Who can donate cord blood?

In principle, every healthy mother, as long as she is of legal age, can donate her baby’s umbilical cord blood. To do this, she must go to a maternity hospital, where the collection of umbilical cord blood is possible. Lists of possible clinics are often obtained from the providers of an umbilical cord blood donation, i.e. the stem cell banks.

How can I donate or store umbilical cord blood?

Once the decision has been made that the umbilical cord blood should be donated or stored, the following steps are necessary:

  • Choosing a clinic where the collection of umbilical cord blood is possible.
  • Deciding on a supplier who prepares and freezes the stem cells from the umbilical cord blood. This can be a public stem cell bank or a private company. 
  • Placing the order and completing the formalities for storage, such as filling out forms.
  • Delivery of a collection set to the parents (depending on the provider), which must be taken to the clinic for delivery.
  • Collection of the umbilical cord blood shortly after birth, completely painless and without risks for mother and child.
  • Transport of the blood to the contracted provider for further use.

What does the storage of umbilical cord blood cost?

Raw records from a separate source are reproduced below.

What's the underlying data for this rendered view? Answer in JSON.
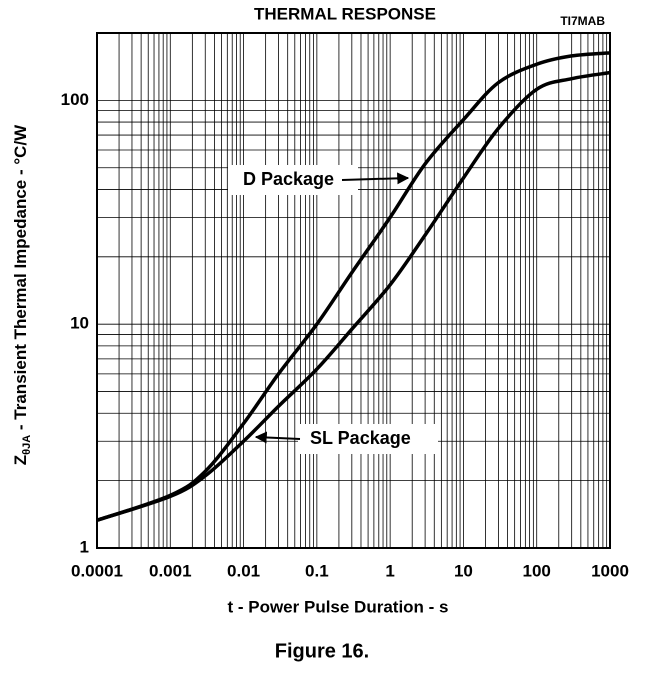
{
  "chart_data": {
    "type": "line",
    "title": "THERMAL RESPONSE",
    "code": "TI7MAB",
    "xlabel": "t - Power Pulse Duration - s",
    "ylabel": {
      "main": "Z",
      "sub": "θJA",
      "rest": " - Transient Thermal Impedance - °C/W"
    },
    "caption": "Figure 16.",
    "xlog": true,
    "ylog": true,
    "grid": true,
    "minor_grid": true,
    "xlim": [
      0.0001,
      1000
    ],
    "ylim": [
      1,
      200
    ],
    "xticks": [
      0.0001,
      0.001,
      0.01,
      0.1,
      1,
      10,
      100,
      1000
    ],
    "yticks": [
      1,
      10,
      100
    ],
    "x": [
      0.0001,
      0.001,
      0.003,
      0.01,
      0.03,
      0.1,
      0.3,
      1,
      3,
      10,
      30,
      100,
      300,
      1000
    ],
    "series": [
      {
        "name": "D Package",
        "color": "#000000",
        "values": [
          1.33,
          1.72,
          2.2,
          3.6,
          6,
          10,
          17,
          30,
          52,
          82,
          120,
          145,
          158,
          163
        ]
      },
      {
        "name": "SL Package",
        "color": "#000000",
        "values": [
          1.33,
          1.7,
          2.1,
          3.0,
          4.3,
          6.3,
          9.5,
          15,
          25,
          45,
          75,
          112,
          125,
          133
        ]
      }
    ]
  }
}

The costs for storing stem cells from umbilical cord blood can vary greatly. This depends on the following questions:

  • Is it a donation, storage for personal use or a combination of both?
  • Which provider is selected, a private or a public one?
  • How long should the cells be stored?

Some providers only charge if the stem cells have been successfully processed and are suitable for storage. Others offer the storage of umbilical cord tissue in addition to the storage of umbilical cord blood. This option also affects the price. In addition to a one-time payment, there may also be annual fees for storage, which in turn depend on the duration of storage.

It is therefore absolutely advisable to obtain information directly from the providers and to compare the conditions due to the variety of offers and the different prices. Get comprehensive advice on storing or donating stem cells from the umbilical cord blood and carefully weigh the pros and cons.